Automating the molecular design-make-test-analyze cycle accelerates hit and lead finding for drug discovery. Using deep learning for molecular design and a microfluidics platform for on-chip chemical synthesis, liver X receptor (LXR) agonists were generated from scratch. The computational pipeline was tuned to explore the chemical space of known LXRα agonists and generate novel molecular candidates. To ensure compatibility with automated on-chip synthesis, the chemical space was confined to the virtual products obtainable from 17 one-step reactions.
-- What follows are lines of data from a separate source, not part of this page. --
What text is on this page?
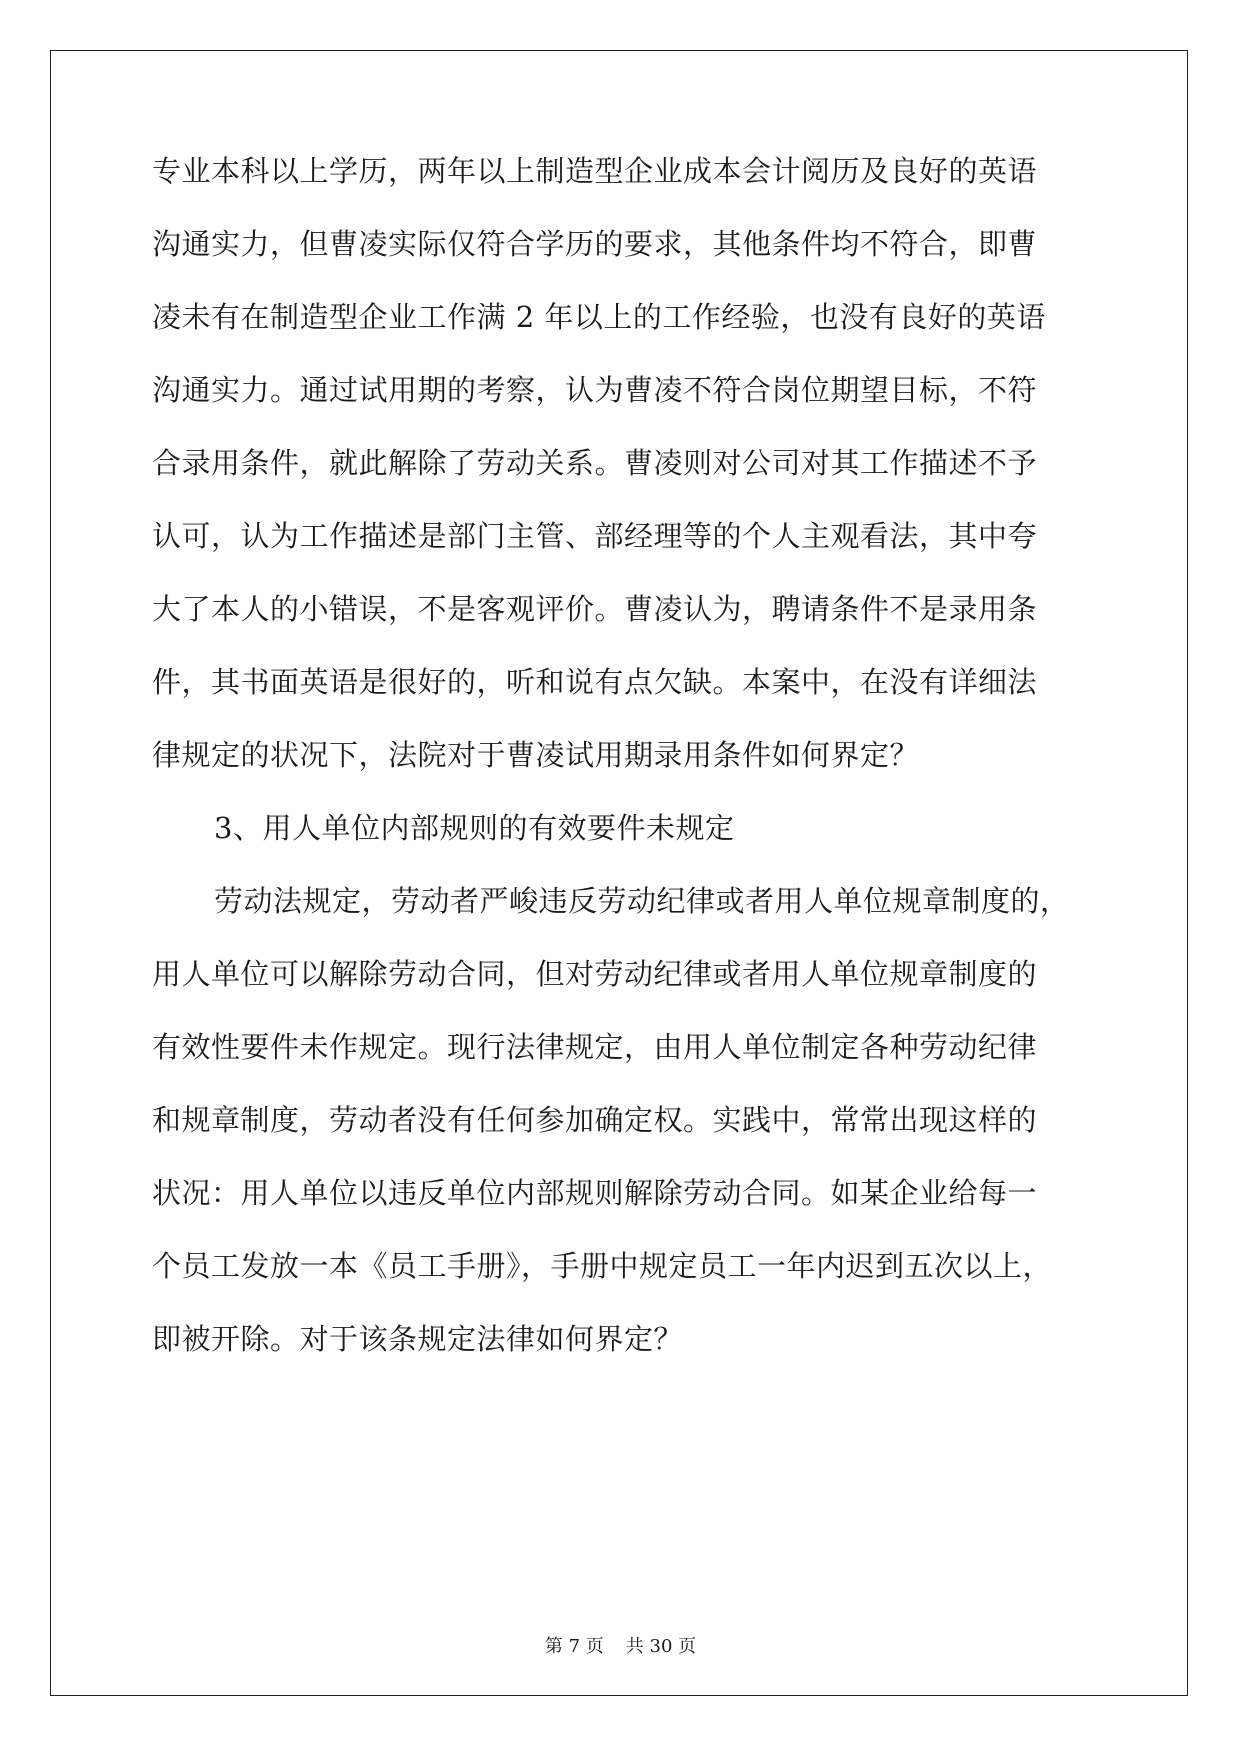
专业本科以上学历，两年以上制造型企业成本会计阅历及良好的英语
沟通实力，但曹凌实际仅符合学历的要求，其他条件均不符合，即曹
凌未有在制造型企业工作满 2 年以上的工作经验，也没有良好的英语
沟通实力。通过试用期的考察，认为曹凌不符合岗位期望目标，不符
合录用条件，就此解除了劳动关系。曹凌则对公司对其工作描述不予
认可，认为工作描述是部门主管、部经理等的个人主观看法，其中夸
大了本人的小错误，不是客观评价。曹凌认为，聘请条件不是录用条
件，其书面英语是很好的，听和说有点欠缺。本案中，在没有详细法
律规定的状况下，法院对于曹凌试用期录用条件如何界定？
3、用人单位内部规则的有效要件未规定
劳动法规定，劳动者严峻违反劳动纪律或者用人单位规章制度的，
用人单位可以解除劳动合同，但对劳动纪律或者用人单位规章制度的
有效性要件未作规定。现行法律规定，由用人单位制定各种劳动纪律
和规章制度，劳动者没有任何参加确定权。实践中，常常出现这样的
状况：用人单位以违反单位内部规则解除劳动合同。如某企业给每一
个员工发放一本《员工手册》，手册中规定员工一年内迟到五次以上，
即被开除。对于该条规定法律如何界定？
第 7 页 共 30 页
Twenty-five de novo designs were successfully synthesized in flow. In vitro screening of the crude reaction products revealed 17 (68%) hits, with up to 60-fold LXR activation. The batch resynthesis, purification, and retesting of 14 of these compounds confirmed that 12 of them were potent LXR agonists. These results support the suitability of the proposed design-make-test-analyze framework as a blueprint for automated drug design with artificial intelligence and miniaturized bench-top synthesis.

自动化分子设计-制造-测试-分析周期可加速药物发现的命中和先导化合物的发现。利用深度学习进行分子设计和微流体平台进行片上化学合成，从头开始生成肝脏 X 受体 (LXR) 激动剂。计算管道经过调整，可探索已知 LXRα 激动剂的化学空间并生成新的候选分子。为了确保与自动片上合成的兼容性，化学空间仅限于从 17 个一步反应获得的虚拟产物。二十五个从头设​​计在流程中成功合成。粗反应产物的体外筛选显示 17 个 (68%) 命中，LXR 激活高达 60 倍。对其中 14 种化合物进行批量再合成、纯化和重新测试，证实其中 12 种是有效的 LXR 激动剂。这些结果支持所提出的设计-制造-测试-分析框架作为人工智能和小型化台式合成的自动化药物设计蓝图的适用性。